PARIS — France started vaccinating ducks against bird flu on Monday to try and stem the virus that killed millions of birds around the world, a move that prompted the United States to impose trade restrictions on French poultry imports.
France has been among the countries worst affected by an unprecedented global spread of highly pathogenic avian influenza, commonly called bird flu, that has disrupted supply of poultry meat and eggs and sent prices rocketing in many parts of the globe in the past years.
The ravages caused to its flocks and fear that the virus could mutate into one transmissible to humans prompted the government to launch the nationwide vaccination campaign, making it the first poultry exporting country to do so.
The first shots were given on Monday morning to ducks on a farm in the Landes, a region in southwestern France, in the presence of French Agriculture Minister Marc Fesneau.
In total, some 64 million ducks will have to be vaccinated over a year for a total cost of 96 million euros ($102 million), of which 85% will be financed by the state, producers said.
“This vaccination plan … is a world first: its goal is to protect all farmed birds and should put an end to the preventive slaughter of animals, which no one wants to live with anymore,” duck and fois gras makers group CIFOG said in a statement.
More and more governments have been looking at vaccination as a way to contain the highly contagious bird flu.

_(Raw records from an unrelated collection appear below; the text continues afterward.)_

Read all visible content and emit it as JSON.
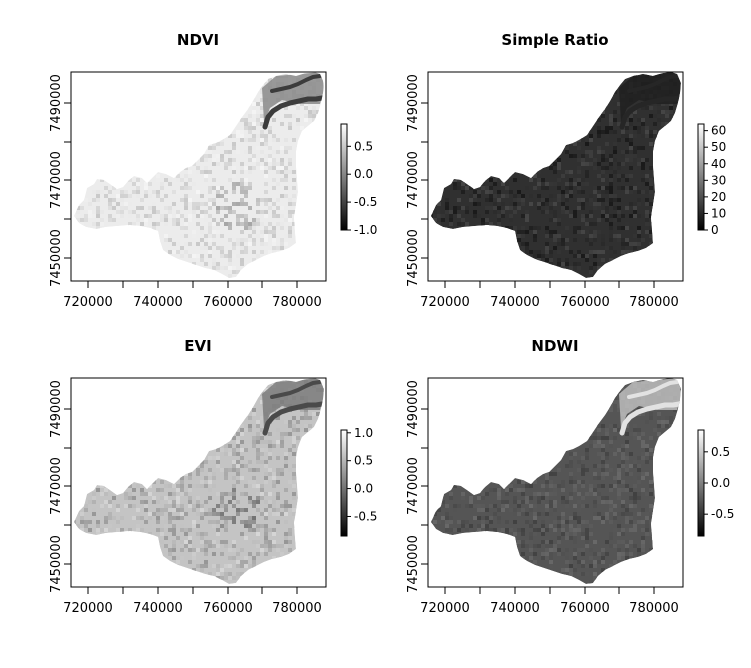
{
  "panels": [
    {
      "title": "NDVI",
      "x_ticks": [
        "720000",
        "740000",
        "760000",
        "780000"
      ],
      "y_ticks": [
        "7450000",
        "7470000",
        "7490000"
      ],
      "legend_ticks": [
        "0.5",
        "0.0",
        "-0.5",
        "-1.0"
      ],
      "legend_values": [
        0.5,
        0.0,
        -0.5,
        -1.0
      ],
      "legend_range": [
        -1.0,
        0.9
      ],
      "tone": {
        "base": "#ececec",
        "var": 10,
        "patch_min": 200,
        "patch_max": 245,
        "river": "#3c3c3c",
        "ne": "#8a8a8a"
      }
    },
    {
      "title": "Simple Ratio",
      "x_ticks": [
        "720000",
        "740000",
        "760000",
        "780000"
      ],
      "y_ticks": [
        "7450000",
        "7470000",
        "7490000"
      ],
      "legend_ticks": [
        "60",
        "50",
        "40",
        "30",
        "20",
        "10",
        "0"
      ],
      "legend_values": [
        60,
        50,
        40,
        30,
        20,
        10,
        0
      ],
      "legend_range": [
        0,
        64
      ],
      "tone": {
        "base": "#303030",
        "var": 8,
        "patch_min": 25,
        "patch_max": 70,
        "river": "#262626",
        "ne": "#202020"
      }
    },
    {
      "title": "EVI",
      "x_ticks": [
        "720000",
        "740000",
        "760000",
        "780000"
      ],
      "y_ticks": [
        "7450000",
        "7470000",
        "7490000"
      ],
      "legend_ticks": [
        "1.0",
        "0.5",
        "0.0",
        "-0.5"
      ],
      "legend_values": [
        1.0,
        0.5,
        0.0,
        -0.5
      ],
      "legend_range": [
        -0.85,
        1.05
      ],
      "tone": {
        "base": "#c4c4c4",
        "var": 8,
        "patch_min": 150,
        "patch_max": 215,
        "river": "#4a4a4a",
        "ne": "#7c7c7c"
      }
    },
    {
      "title": "NDWI",
      "x_ticks": [
        "720000",
        "740000",
        "760000",
        "780000"
      ],
      "y_ticks": [
        "7450000",
        "7470000",
        "7490000"
      ],
      "legend_ticks": [
        "0.5",
        "0.0",
        "-0.5"
      ],
      "legend_values": [
        0.5,
        0.0,
        -0.5
      ],
      "legend_range": [
        -0.85,
        0.85
      ],
      "tone": {
        "base": "#555555",
        "var": 7,
        "patch_min": 65,
        "patch_max": 105,
        "river": "#e2e2e2",
        "ne": "#bdbdbd"
      }
    }
  ],
  "map_extent": {
    "x": [
      715000,
      786000
    ],
    "y": [
      7444000,
      7498000
    ]
  },
  "tick_x_values": [
    720000,
    740000,
    760000,
    780000
  ],
  "tick_y_values": [
    7450000,
    7470000,
    7490000
  ],
  "colors": {
    "axis": "#000000",
    "background": "#ffffff"
  }
}
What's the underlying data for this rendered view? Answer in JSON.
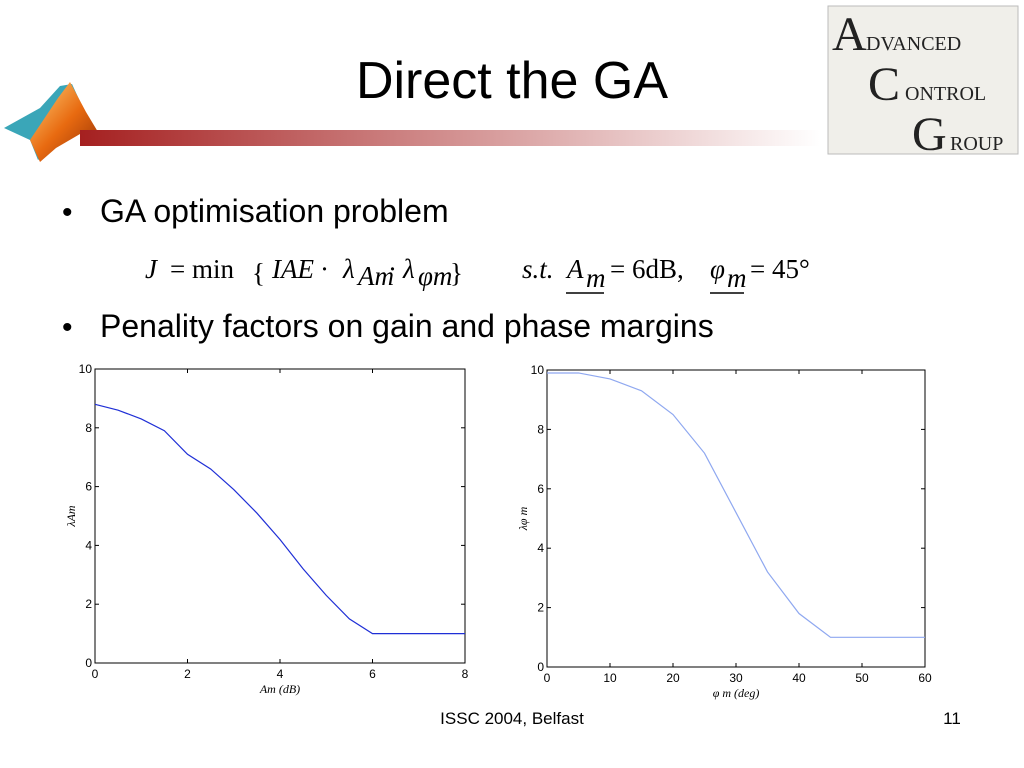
{
  "title": "Direct the GA",
  "bullets": [
    "GA optimisation problem",
    "Penality factors on gain and phase margins"
  ],
  "formula": [
    "J",
    "= min",
    "{",
    "IAE ·",
    "λ",
    "Am",
    "·",
    "λ",
    "φm",
    "}",
    "s.t.",
    "A",
    "m",
    "= 6dB,",
    "φ",
    "m",
    "= 45°"
  ],
  "logo": [
    "A",
    "DVANCED",
    "C",
    "ONTROL",
    "G",
    "ROUP"
  ],
  "footer": {
    "text": "ISSC 2004, Belfast",
    "page": "11"
  },
  "chart_data": [
    {
      "type": "line",
      "x_label": "Am (dB)",
      "y_label": "λAm",
      "color": "#1f2fd6",
      "x": [
        0,
        0.5,
        1,
        1.5,
        2,
        2.5,
        3,
        3.5,
        4,
        4.5,
        5,
        5.5,
        6,
        6.5,
        7,
        7.5,
        8
      ],
      "values": [
        8.8,
        8.6,
        8.3,
        7.9,
        7.1,
        6.6,
        5.9,
        5.1,
        4.2,
        3.2,
        2.3,
        1.5,
        1.0,
        1,
        1,
        1,
        1
      ],
      "xlim": [
        0,
        8
      ],
      "ylim": [
        0,
        10
      ],
      "xticks": [
        0,
        2,
        4,
        6,
        8
      ],
      "yticks": [
        0,
        2,
        4,
        6,
        8,
        10
      ]
    },
    {
      "type": "line",
      "x_label": "φ m (deg)",
      "y_label": "λφ m",
      "color": "#8fa8f0",
      "x": [
        0,
        5,
        10,
        15,
        20,
        25,
        30,
        35,
        40,
        45,
        50,
        55,
        60
      ],
      "values": [
        9.9,
        9.9,
        9.7,
        9.3,
        8.5,
        7.2,
        5.2,
        3.2,
        1.8,
        1.0,
        1,
        1,
        1
      ],
      "xlim": [
        0,
        60
      ],
      "ylim": [
        0,
        10
      ],
      "xticks": [
        0,
        10,
        20,
        30,
        40,
        50,
        60
      ],
      "yticks": [
        0,
        2,
        4,
        6,
        8,
        10
      ]
    }
  ]
}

However, trade barriers such vaccination can prompt have made large poultry exporters reluctant to inoculate their birds.
The United States triggered restrictions on imports of French poultry beginning Oct. 1, citing a risk of introducing the virus into the country.
Vaccinated birds may not show signs of infection, meaning it is impossible to determine whether the virus is in a flock, the U.S. Department of Agriculture (USDA) said on Friday.